Among US Equity REIT Sub-sectors:
- Only the two business-related sub-sectors—Office and Industrials— had consistently positive excess returns over the broad FTSE NAREIT US Equity REIT Index over the three past periods of rising Federal Funds rates. Key retail/consumer driven sub-sectors such as the combined Retail Sector, Shopping Centers, Free Standing as well as the Manufactured Housing subsector underperformed in all three periods. Results for other sub-sectors were mixed.
- During 2015 and over the entire sample period, Self-Storage outperformed and Lodging/Resorts underperformed all other sub-sectors, whether measured by total returns or by Sharpe Ratios. Economic as well as demographic trends help explain these outcomes.
Sectors and Sub-sectors of the US Listed Real Estate Market
US Real Estate Broad Component Sectors: Public real estate stocks in the US are dominated by Equity REITS, and it is this part of the market we track here with the FTSE NAREIT US Equity REIT Index (FNUSERI). A broader measure of real-estate stocks, which includes development companies and other non-REIT real estate stocks, is provided by the FTSE EPRA/NAREIT US Index (FENUSI). Another important category is mortgage REITS, here represented by the FTSE NAREIT US Mortgage REIT Index. US Equity REIT Sub-sectors: the US Equity REIT market is divided by FTSE NAREIT into a number of sub-sectors. These sub-sector categories have varied over time as the types of Equity REITs listed in the US have evolved; in Table 1 we report the index weight and constituent count of key sub-sectors of the US Equity REIT Market as of year-end 2015.
These US Equity REIT key sub-sectors fall broadly into four general categories: those more driven by business or commercial enterprise such as Office and Industrial; retail-related sub-sectors (Shopping Centers, Regional Malls, and Free Standing); residential sectors (Apartments and Manufactured Housing); and a catch-all other category. The three largest sectors by index weight are Apartments, Office and Health Care; the three smallest by that measure are Free-Standing, Diversified and Lodging/Resorts. By constituent count, the three largest are Office and Shopping Centers, with Health Care and Lodging/Resorts tying for third. The three smallest sub-sectors based on constituent count are Manufactured Homes, Self-Storage and Free-Standing.
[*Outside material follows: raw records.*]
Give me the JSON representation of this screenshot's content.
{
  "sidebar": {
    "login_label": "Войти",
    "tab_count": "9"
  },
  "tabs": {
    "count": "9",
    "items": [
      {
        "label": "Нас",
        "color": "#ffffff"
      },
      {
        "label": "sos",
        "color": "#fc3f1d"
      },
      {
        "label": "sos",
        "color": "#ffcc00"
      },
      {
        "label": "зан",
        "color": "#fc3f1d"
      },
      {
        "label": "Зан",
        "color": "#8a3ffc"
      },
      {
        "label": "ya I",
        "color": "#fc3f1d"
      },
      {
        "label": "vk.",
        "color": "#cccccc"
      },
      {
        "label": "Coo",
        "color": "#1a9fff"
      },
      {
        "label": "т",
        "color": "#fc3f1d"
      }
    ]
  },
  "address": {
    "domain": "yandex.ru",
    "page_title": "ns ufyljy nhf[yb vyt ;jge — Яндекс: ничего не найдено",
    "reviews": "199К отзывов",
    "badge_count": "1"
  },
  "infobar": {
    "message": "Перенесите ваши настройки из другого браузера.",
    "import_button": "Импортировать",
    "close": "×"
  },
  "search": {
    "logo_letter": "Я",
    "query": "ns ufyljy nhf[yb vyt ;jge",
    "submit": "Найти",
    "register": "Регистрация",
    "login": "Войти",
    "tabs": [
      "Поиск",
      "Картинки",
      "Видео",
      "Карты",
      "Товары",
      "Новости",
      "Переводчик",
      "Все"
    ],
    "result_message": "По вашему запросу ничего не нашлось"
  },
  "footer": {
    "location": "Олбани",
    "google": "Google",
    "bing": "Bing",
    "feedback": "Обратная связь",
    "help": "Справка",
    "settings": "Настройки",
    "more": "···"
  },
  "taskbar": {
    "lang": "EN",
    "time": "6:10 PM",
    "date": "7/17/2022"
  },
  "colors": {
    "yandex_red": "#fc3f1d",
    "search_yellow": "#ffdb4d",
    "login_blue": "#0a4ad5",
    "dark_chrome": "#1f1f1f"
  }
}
We caution that the performance of REIT sub-sectors can be driven by idiosyncratic—company specific—factors, as the constituent count of many of the sub-sectors is quite small. Other factors such as company and/or subsector differences in the use of leverage can impact performance differentials. Sector specific issues can be important, among them the average length of leases of the underlying properties, with Lodging/Resorts having the shortest leases (one-day on average) and the business-related sectors normally characterized by having the longest lease periods. The effect of idiosyncratic elements on return can be time-varying, as can the systematic (sector and market-based) drivers of returns.